Comprehensiveness and context
Historically, there were two types of systems: systems of record and systems of engagement. Computing departments built systems of record, substitutes for the books and records of the firm, robust, secure, safe, hard to attack, and consequently hard to use as well. Communications units built systems of engagement, which, while reliable, were open to all, with simple security needs and exhibiting network effects. Convergence, the coming together of computing and communications, had the unintended consequence of bringing these disparate design and security philosophies together for the first time.
People working on the Social Enterprise at Salesforce.com pretty much pioneered the work on making this work; they were used to delivering services on a multi tenant utility model as their core business for over a decade, so this was nothing new.

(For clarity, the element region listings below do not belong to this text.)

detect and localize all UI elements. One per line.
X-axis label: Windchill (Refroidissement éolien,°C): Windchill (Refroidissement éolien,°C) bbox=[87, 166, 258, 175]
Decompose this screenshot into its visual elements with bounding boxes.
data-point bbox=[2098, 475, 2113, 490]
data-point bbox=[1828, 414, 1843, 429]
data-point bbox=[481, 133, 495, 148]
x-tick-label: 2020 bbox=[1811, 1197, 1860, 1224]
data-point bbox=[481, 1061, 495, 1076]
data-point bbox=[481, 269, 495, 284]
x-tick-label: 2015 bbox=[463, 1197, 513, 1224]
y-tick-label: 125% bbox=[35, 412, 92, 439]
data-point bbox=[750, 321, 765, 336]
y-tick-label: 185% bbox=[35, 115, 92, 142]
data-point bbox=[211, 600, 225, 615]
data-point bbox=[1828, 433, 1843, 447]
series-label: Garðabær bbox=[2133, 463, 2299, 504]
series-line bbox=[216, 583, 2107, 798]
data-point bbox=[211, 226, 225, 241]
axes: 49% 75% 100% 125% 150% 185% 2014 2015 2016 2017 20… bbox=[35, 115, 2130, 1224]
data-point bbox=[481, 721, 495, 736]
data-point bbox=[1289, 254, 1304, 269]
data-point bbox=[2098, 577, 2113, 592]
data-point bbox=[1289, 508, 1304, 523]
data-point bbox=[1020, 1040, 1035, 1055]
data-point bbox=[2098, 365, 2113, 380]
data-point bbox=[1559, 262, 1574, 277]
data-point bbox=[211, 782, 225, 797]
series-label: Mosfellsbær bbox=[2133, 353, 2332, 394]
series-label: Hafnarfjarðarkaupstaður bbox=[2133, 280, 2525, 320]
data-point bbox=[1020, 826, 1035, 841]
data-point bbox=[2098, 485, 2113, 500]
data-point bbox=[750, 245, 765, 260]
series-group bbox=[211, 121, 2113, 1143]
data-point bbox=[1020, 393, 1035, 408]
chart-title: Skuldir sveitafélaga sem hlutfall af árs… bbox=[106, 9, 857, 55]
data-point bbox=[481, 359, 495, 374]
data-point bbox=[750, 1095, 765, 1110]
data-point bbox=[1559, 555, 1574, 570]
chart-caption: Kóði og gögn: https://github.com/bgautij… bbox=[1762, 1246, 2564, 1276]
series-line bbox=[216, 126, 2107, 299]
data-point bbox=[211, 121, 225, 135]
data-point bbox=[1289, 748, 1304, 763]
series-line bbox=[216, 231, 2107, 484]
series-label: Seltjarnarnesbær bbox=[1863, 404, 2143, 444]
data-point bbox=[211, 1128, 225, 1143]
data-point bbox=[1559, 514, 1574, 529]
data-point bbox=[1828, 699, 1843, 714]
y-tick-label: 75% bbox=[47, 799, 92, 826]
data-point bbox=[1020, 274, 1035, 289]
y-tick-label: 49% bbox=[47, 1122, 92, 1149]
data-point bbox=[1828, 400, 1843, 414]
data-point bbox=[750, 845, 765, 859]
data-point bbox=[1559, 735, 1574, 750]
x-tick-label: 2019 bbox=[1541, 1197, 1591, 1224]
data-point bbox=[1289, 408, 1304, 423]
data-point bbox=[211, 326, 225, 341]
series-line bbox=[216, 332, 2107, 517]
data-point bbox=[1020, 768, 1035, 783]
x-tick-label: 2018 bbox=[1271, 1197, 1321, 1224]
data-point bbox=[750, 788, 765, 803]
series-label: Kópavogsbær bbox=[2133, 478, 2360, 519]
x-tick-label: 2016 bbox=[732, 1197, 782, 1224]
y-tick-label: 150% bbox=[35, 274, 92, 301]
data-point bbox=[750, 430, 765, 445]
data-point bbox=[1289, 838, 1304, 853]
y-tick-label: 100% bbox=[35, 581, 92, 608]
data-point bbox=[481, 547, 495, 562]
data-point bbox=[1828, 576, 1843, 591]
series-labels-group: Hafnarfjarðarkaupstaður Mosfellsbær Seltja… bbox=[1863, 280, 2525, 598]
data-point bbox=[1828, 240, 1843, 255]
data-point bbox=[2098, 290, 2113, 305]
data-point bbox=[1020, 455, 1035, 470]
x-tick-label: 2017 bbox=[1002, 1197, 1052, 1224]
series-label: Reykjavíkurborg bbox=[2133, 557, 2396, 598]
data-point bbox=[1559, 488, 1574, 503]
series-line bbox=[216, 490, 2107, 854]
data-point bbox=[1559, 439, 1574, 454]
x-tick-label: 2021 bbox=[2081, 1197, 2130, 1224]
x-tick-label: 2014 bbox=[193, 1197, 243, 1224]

As a result, the social enterprise is built with a deep understanding of entitlements and permissions; as long as you have the right to see it, you can get to the source information, the order in question, the compan profile, the complaint, whatever. So the context of the information is carried with the content. You can drill down as needed, or see the summary. In the social enterprise, summaries are just convenient representations, the source data is never far away.
This increases comprehensiveness. But it’s not all. The presence of the extended network, the nonlinear participation of customers, partners and staff, the crowd sourced ability to inspect and reduce error, the support for tags and folksonomies, every one of the characteristics I have described earlier today accelerates and enhances comprehensiveness.
The social enterprise is therefore designed to provide more accurate, verifiable information, faster and more effectively when compared with the traditional enterprise, easier to understand, more complete and in context.
The social enterprise provides actionable information. But as I stated earlier, actionable information alone is not enough, you need the tools to do something with that information. Which will be the subject of my next post.
Comments welcome as ever.
Great reflections on this topic which is very close subject to what we’re doing- building an enterprise content curation platform (Eqentia).
Context comes first, content 2nd. When context is well defined, the right content flows. And with social, the right content will lead you to the right people. That part is the actionable part if the context is strongly aligned with your interests.
We also believe that Curation is a means to an end, and not the end itself as being portrayed by several pure curation tools out there, especially the consumer-focused ones. The word “Curation” has started to lose its true meaning because it’s being overused, misused and abused. We should always ask – what is the benefit we’re getting out of curation?
Looking forward to your follow-on pertaining to actionable tools.
If we’re all nodes with permissions to curate content, content is the new hierarchy, and contains permissions. Then what tools can handle permissions. Do tools map back to super users and domain experts (oh my, I’m going in circles).
What about trust? Information with all the 4 characterstics that you listed – without trust would be underused or misused or lead to a wrong conclusion?
Prakash, verifiable accuracy reinforces trust. Not just the accuracy, but the ability to verify it. The ability to get to the source, check source credentials where relevant, understand source data and context.